Prenons l’exemple de l’industrie du livre. Amazon s’impose aujourd’hui comme le premier libraire du monde au détriment des librairies traditionnelles. L’achat par Internet banalise le geste et permet à chacun d’accéder à la lecture tout en privant nos librairies de leurs clients. Le livre numérique accentue ce phénomène en mettant le livre papier en concurrence avec de nouveaux supports informatiques.
La naissance de certains secteurs entraîne la disparition d’autres. Bonne ou mauvaise, la théorie de Schumpeter se révèle une réalité.
M. Jean Bizet. Exact !
M. Aymeri de Montesquiou. Le développement du numérique ne saurait ignorer autant de laissés-pour-compte. Après tant d’années d’une crise qui n’est pas encore surmontée et dont les racines n’ont pas été traitées, le numérique peut et doit constituer un espoir pour nos concitoyens.
Dans le prolongement de son rapport d’information, Catherine Morin-Desailly propose quatre thèmes de réflexion que je vous soumets, monsieur le ministre, pour que la France et l’Europe deviennent les acteurs d’avant-garde d’une véritable transition numérique.
La transition numérique doit s’appuyer sur une action européenne concertée pour financer et promouvoir les outils du développement numérique. Ce dernier englobe aussi bien le raccordement des foyers que la problématique de l’aménagement numérique du territoire. Je tiens à souligner le travail remarquable de nos collègues Hervé Maurey, sénateur à la pointe de ce sujet, et Jean-Léonce Dupont, qui a initié un mécanisme novateur de financement de la mise en œuvre d’un tissu numérique sur l’ensemble de son département, le Calvados.
La transition numérique, vitale, ne sera possible que par le financement des politiques de recherche et d’enseignement supérieur en faveur du développement des outils du numérique.
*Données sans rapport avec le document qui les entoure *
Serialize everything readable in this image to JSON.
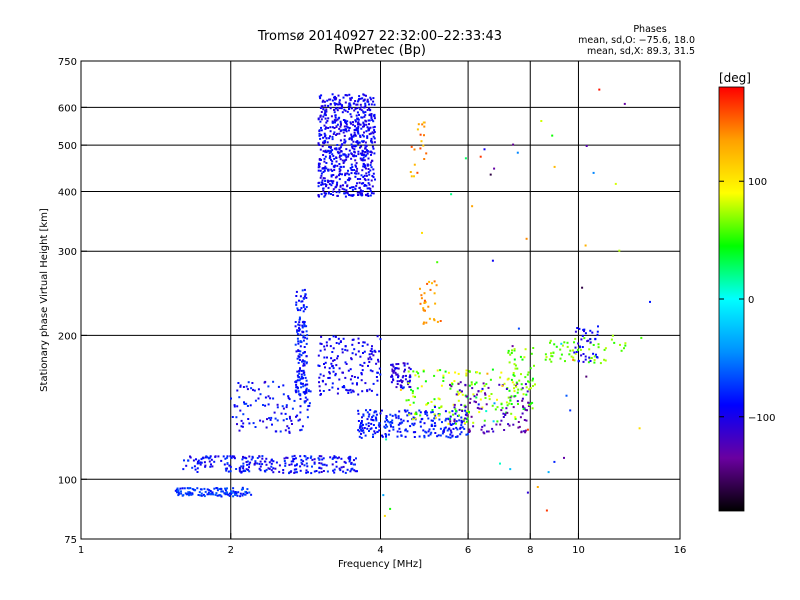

Nous perdons chaque année en France un trop grand nombre de talents, qui partent notamment aux États-Unis, où ils peuvent épanouir leur créativité. C’est cette hémorragie des savoirs qu’il nous faut endiguer à l’échelle continentale pour pouvoir faire de l’Europe un foyer mondial des technologies numériques. C’est aux pouvoirs publics, c’est à l’Union européenne de mettre en place des outils juridiques et financiers pour implanter dans les États de l’Union les clusters qui font tant défaut aujourd’hui à notre politique industrielle.
La transition numérique, c’est aussi une volonté d’accompagnement, de soutien ou de transformation des secteurs qui seront mis en difficulté par l’essor des services numérisés. C’est avant toute chose un effort en faveur du secteur marchand.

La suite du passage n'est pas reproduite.